Not sure I follow your explanation since I don't have a Sunfire amp, but vertical biwiring is not new. Its typically described as using two stereo amps, one to drive each channel. Either a y-adapter is required at the amp, or if you have two main outs from your pre, the left outs go to one amp and the right outs drive the other. Then the speaker outs from one channel of each amp drives the woofer and the speaker outs from the other amp drives the mid/tweets. It can be very good in the right rig, providing a big improvement in separation and imaging, as well as current delivery.
Yes...vertical bi-amping can make a very big difference sonically. Glad you heard the improvement.
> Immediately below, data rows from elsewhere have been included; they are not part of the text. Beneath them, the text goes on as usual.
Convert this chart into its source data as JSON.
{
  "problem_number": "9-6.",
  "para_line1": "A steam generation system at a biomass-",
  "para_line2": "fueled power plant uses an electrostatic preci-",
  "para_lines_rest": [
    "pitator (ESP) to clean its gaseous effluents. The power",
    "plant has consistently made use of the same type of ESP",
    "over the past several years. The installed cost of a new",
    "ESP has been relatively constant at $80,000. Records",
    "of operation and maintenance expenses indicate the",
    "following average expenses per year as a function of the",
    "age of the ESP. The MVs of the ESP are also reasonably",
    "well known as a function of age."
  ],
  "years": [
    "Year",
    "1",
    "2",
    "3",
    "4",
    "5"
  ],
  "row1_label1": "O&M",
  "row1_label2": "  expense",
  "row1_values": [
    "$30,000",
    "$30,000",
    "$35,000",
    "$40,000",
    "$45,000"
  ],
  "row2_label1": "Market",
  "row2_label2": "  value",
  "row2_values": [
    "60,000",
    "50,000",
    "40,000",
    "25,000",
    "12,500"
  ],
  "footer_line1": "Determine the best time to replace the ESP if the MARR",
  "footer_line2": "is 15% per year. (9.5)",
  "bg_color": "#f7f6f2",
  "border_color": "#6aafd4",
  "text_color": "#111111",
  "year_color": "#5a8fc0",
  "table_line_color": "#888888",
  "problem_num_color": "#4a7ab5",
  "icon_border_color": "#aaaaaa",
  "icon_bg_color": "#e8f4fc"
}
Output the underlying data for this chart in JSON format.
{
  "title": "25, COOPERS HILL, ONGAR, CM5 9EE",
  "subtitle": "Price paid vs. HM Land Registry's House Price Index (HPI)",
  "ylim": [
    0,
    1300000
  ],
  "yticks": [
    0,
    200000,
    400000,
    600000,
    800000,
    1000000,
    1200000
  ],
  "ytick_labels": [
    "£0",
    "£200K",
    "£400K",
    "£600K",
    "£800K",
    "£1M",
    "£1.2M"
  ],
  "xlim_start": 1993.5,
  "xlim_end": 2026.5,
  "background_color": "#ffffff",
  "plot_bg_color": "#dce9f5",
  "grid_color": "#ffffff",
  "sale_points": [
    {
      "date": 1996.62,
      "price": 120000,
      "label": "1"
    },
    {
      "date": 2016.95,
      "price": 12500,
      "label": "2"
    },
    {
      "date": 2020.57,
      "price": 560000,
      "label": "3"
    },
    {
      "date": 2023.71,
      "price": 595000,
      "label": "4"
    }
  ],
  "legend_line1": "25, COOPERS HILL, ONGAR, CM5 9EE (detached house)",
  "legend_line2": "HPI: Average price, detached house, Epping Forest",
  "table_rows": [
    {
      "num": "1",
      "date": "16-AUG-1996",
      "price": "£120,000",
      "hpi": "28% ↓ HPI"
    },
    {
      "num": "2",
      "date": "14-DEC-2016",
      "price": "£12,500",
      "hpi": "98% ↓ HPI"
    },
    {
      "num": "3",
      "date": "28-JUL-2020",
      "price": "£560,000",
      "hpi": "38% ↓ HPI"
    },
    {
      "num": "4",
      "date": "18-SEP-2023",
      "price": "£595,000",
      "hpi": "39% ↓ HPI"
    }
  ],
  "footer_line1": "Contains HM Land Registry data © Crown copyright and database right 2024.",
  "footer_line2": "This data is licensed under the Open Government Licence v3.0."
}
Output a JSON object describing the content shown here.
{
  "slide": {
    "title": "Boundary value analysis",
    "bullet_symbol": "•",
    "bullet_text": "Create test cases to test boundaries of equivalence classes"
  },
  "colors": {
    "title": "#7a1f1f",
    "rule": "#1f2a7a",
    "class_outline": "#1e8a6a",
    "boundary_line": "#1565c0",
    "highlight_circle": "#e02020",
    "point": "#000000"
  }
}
But..what you should have done is get the VW 1.8T engine and put a larger turbo and cross pipe with a ecu chip and cat-back from APR performance and you would be smokin with 297 bhp/ 290 Ft/Lb torque like me! My Jetta likes 350Z's! :)
I am currently running a vertical bi-amp configuration now. I am getting great results, but I think it is a bit of overkill in my situation. I am running Infinity Renaissance 90 speakers, and one Sunfire Signature would be more than enough for a pair of those. I just happen to have 2 of the amps from my old setup when I was running the Kappa 9 speakers.

My concern in doing a vertical bi-wire and running each amp in bridged mode is....what happens to the amp when you run speakers with a nominal 4 ohm load that dip to 1 ohm like the Infinity Kappa 9? Can the bridged amp handle the strain when presented with a 1 ohm load?

I ran my Kappa 9 in bi-amp mode and got great results.

I understand bridged amps can run into trouble when impedances drop, so I stayed away from the vertical bi-wire bridged setup because the impedances dropped so low on the Kappa 9.